Kubu Nadiem Laporkan Saksi Kasus Korupsi Laptop ke KPK, Diduga Terima Uang

Kubu Nadiem Laporkan Saksi Kasus Korupsi Laptop ke KPK, Diduga Terima Uang

Terkini | inews | Senin, 26 Januari 2026 - 15:07
share

JAKARTA, iNews.id - Kubu mantan Mendikbudristek Nadiem Anwar Makarim melaporkan saksi kasus dugaan korupsi pengadaan laptop Chromebook dan Chrome Device Management (CDM) ke Komisi Pemberantasan Korupsi (KPK). Laporan itu dilayangkan lantaran para saksi diduga menerima aliran uang.

"Belajar dari saksi-saksi kemarin, surprise dalam persidangan ini kita menemukan ada saksi yang menerima uang, gratifikasi," kata penasihat hukum Nadiem, Ari Yusuf Amir dalam persidangan di Pengadilan Tipikor Jakarta, Senin (26/1/2026). 

Dia memastikan laporan sudah disampaikan kepada KPK. 

"Sesuai dengan komitmen kami, karena saksi-saksi kemarin mencoba untuk berbelit-belit dalam keterangannya, kami telah melaporkan itu ke KPK. Itu surat laporan sudah kami masukkan," ucap dia.
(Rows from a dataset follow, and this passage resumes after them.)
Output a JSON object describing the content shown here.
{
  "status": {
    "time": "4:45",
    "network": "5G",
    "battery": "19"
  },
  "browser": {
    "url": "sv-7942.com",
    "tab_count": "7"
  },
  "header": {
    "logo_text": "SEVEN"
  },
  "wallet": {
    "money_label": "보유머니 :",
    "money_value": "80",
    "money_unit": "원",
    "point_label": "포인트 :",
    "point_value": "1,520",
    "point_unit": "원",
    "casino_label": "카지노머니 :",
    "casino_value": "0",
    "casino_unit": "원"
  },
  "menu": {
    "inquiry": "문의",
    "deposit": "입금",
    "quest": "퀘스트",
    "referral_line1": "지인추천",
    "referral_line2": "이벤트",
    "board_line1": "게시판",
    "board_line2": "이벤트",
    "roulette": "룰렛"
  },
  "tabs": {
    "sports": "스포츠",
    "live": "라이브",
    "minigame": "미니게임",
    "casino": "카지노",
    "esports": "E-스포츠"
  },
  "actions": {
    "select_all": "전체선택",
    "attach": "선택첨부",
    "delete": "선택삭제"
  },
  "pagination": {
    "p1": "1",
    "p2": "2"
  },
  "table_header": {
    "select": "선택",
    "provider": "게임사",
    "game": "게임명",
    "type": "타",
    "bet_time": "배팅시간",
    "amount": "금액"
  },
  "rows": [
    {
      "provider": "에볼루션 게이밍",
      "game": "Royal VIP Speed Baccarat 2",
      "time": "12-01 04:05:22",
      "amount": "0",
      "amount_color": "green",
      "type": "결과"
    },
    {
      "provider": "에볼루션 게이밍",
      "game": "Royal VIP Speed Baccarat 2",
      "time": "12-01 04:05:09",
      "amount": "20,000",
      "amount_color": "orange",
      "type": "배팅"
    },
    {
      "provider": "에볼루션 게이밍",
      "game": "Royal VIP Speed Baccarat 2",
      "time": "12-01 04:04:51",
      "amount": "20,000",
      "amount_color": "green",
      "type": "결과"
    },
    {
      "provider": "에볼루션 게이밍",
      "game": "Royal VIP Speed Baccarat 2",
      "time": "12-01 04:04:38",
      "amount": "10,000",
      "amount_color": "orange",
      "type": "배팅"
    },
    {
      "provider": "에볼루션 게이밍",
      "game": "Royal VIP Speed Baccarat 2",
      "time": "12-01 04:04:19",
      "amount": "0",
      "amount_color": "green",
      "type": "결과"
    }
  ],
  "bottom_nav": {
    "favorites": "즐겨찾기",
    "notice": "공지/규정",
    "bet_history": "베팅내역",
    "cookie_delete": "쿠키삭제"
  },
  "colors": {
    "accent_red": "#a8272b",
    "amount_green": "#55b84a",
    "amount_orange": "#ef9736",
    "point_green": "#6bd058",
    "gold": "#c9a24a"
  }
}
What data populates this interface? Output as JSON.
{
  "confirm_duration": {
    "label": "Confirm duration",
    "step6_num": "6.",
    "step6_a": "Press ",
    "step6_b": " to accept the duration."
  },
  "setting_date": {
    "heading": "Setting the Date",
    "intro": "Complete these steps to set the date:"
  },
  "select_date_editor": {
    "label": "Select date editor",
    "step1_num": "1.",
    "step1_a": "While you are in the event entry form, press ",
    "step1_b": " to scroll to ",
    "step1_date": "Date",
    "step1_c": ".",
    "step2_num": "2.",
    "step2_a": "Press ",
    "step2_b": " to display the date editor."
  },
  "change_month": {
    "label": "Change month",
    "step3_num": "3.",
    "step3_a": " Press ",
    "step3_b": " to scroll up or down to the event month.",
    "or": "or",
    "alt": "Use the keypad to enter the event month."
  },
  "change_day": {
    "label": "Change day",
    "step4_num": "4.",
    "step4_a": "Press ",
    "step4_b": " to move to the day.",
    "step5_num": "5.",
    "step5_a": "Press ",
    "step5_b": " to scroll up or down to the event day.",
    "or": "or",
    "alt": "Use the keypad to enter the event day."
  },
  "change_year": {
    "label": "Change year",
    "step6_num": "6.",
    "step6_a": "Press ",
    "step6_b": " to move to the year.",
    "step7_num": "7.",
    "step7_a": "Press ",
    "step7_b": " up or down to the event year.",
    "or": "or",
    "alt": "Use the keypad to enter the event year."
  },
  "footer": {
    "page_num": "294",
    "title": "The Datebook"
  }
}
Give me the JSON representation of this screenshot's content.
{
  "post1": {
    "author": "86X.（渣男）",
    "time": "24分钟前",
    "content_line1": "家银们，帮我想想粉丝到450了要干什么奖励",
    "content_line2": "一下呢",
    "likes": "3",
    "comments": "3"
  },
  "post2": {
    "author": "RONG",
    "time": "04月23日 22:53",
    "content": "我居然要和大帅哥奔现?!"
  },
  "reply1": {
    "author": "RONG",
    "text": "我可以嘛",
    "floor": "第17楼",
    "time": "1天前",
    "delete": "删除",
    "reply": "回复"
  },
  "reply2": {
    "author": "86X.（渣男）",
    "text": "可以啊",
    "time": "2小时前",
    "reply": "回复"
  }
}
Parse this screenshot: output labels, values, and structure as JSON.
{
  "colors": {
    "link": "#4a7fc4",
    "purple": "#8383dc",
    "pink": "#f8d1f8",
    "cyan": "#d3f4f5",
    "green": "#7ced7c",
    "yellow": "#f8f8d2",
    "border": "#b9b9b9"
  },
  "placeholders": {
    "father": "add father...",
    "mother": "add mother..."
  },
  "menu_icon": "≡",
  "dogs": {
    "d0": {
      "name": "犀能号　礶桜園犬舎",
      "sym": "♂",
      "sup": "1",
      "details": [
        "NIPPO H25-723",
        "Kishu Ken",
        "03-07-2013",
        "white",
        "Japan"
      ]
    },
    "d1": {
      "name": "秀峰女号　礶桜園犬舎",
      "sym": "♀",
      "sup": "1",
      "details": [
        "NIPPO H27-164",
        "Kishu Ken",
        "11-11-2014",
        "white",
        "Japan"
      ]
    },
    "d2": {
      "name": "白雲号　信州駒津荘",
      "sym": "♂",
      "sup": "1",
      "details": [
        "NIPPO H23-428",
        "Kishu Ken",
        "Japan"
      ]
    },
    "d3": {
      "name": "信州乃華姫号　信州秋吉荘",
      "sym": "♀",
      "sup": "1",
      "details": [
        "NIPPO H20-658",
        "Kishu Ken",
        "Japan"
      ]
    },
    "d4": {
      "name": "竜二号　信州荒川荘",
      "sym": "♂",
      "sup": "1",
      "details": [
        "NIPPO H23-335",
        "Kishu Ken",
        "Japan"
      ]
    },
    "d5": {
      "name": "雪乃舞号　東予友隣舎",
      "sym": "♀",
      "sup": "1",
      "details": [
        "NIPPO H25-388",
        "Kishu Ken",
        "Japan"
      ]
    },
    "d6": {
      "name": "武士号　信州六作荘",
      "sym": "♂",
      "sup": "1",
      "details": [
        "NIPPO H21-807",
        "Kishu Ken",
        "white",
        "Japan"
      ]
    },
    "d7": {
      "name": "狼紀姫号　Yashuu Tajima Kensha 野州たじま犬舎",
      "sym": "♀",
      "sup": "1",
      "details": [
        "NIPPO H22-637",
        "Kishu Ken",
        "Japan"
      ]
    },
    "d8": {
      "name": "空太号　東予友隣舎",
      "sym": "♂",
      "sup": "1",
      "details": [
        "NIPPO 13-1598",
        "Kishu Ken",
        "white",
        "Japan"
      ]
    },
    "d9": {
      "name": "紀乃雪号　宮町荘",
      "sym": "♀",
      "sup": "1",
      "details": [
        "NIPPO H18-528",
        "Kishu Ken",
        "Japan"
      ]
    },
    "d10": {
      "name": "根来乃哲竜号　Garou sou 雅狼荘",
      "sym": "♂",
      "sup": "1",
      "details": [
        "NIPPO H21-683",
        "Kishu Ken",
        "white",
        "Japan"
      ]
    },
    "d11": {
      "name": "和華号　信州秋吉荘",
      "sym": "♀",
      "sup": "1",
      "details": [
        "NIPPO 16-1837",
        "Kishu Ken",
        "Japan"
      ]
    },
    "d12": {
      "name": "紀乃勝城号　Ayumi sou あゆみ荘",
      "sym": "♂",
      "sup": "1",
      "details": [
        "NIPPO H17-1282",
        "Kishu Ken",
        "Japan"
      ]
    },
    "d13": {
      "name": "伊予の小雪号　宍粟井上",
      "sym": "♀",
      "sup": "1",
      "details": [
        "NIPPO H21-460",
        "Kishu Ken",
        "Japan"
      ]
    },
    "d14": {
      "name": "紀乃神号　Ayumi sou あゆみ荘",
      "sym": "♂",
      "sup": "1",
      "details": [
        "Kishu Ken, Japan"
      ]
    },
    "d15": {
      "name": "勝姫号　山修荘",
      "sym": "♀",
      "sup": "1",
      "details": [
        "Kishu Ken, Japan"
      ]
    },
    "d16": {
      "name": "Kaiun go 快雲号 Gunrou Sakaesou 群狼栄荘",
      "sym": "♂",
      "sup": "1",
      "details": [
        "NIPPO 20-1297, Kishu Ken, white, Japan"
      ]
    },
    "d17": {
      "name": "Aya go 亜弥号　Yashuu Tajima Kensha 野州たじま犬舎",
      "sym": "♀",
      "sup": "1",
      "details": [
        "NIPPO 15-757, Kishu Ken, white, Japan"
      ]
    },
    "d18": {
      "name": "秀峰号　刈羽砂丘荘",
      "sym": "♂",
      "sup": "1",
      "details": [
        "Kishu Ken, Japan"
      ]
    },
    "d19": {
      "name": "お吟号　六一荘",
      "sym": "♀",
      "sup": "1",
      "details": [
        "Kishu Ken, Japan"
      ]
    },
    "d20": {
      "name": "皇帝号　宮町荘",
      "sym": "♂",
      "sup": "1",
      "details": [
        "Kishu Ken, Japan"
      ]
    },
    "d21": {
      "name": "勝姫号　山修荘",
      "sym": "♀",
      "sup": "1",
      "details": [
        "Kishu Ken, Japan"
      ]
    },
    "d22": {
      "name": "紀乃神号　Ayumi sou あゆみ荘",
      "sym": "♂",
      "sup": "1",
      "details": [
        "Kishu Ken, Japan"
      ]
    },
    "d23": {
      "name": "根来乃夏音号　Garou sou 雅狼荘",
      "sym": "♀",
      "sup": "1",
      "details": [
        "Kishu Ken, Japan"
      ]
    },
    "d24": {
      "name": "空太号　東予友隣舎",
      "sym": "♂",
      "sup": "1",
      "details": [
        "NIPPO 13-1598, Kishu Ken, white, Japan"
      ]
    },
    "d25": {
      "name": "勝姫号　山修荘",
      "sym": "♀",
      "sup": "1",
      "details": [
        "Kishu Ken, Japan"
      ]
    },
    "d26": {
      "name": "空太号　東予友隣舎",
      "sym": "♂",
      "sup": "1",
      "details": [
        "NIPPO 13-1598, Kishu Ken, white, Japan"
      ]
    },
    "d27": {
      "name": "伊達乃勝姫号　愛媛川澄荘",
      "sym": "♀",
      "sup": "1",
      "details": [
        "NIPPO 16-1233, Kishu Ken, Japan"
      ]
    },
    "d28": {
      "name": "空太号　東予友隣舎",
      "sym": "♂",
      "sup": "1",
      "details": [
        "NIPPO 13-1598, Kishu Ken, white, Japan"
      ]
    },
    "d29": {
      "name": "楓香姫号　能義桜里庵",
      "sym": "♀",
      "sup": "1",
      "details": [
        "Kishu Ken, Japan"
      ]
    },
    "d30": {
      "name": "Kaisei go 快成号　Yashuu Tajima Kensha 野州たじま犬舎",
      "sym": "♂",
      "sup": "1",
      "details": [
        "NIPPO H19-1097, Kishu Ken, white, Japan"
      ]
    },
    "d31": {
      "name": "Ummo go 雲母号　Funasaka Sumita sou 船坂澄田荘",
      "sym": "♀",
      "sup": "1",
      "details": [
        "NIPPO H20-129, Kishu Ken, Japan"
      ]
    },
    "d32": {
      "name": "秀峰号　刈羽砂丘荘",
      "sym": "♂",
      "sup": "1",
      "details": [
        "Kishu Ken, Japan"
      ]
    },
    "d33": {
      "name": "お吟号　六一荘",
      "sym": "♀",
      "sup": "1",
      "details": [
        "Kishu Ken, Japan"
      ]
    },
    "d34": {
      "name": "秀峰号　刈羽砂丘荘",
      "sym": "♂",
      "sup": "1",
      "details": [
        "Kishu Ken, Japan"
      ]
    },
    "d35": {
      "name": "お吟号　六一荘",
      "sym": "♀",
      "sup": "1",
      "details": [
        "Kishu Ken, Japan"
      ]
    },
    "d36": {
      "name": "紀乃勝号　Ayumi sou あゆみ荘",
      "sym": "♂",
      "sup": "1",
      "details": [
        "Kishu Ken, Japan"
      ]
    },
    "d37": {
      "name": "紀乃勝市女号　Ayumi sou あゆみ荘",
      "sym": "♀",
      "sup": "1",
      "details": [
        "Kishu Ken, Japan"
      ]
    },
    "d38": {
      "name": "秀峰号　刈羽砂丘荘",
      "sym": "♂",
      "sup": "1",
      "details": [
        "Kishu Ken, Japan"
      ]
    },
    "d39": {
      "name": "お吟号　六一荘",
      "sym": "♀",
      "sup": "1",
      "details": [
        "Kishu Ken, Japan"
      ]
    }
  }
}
Meski demikian, Ari tidak mengungkapkan identitas para saksi yang dilaporkan ke lembaga antirasuah. 

Dia menuturkan dalam persidangan sebelumnya, terdapat kejanggalan dalam keterangan saksi. 

"BAP-nya sama persis, sehingga menjadi kuat dugaan kami bahwa saksi-saksi tersebut diarahkan dan dalam keadaan kondisi tertekan," ujarnya. 

Diketahui, Nadiem didakwa memperkaya diri sendiri atau orang lain terkait kasus dugaan korupsi pengadaan laptop Chromebook dan Chrome Device Management (CDM). Jumlahnya mencapai Rp809.596.125.000 atau Rp809 miliar.

Dugaan perbuatan melawan hukum Nadiem itu dilakukan bersama mantan konsultan Kemendikbudristek Ibrahim Arief alias IBAM, mantan Direktur SD Kemendikbudristek Sri Wahyuningsih, dan mantan Direktur SMP Kemendikbudristek Mulyatsyah. 

Selain itu, Nadiem diduga memperkaya pihak lain yang merupakan perorangan atau pun korporasi. Dalam dakwaan disebutkan, terdapat 25 orang yang diduga diperkaya dalam pengadaan laptop Chromebook di Kemendikbudristek.

Kerugian negara dalam perkara ini mencapai Rp2,1 triliun. Hasil penghitungan kerugian berasal dari angka kemahalan harga Chromebook sebesar Rp1.567.888.662.716,74 (Rp1,5 triliun) serta pengadaan CDM yang tidak diperlukan dan tidak bermanfaat sebesar Rp621.387.678.730 (Rp621 miliar) berdasarkan kurs terendah pada kurun waktu Agustus 2020-Desember 2022.

Dugaan perbuatan Nadiem itu dinilai melanggar Pasal 2 ayat (1) dan/atau Pasal 3 juncto Pasal 18 Undang-undang Tindak Pidana Korupsi Jo Pasal 55 KUHP. Pada intinya, pasal itu mengatur tindak pidana korupsi dengan menyalahgunakan kewenangan atau bertindak melawan hukum yang merugikan keuangan negara, baik secara sendiri maupun bersama-sama dengan pihak lain.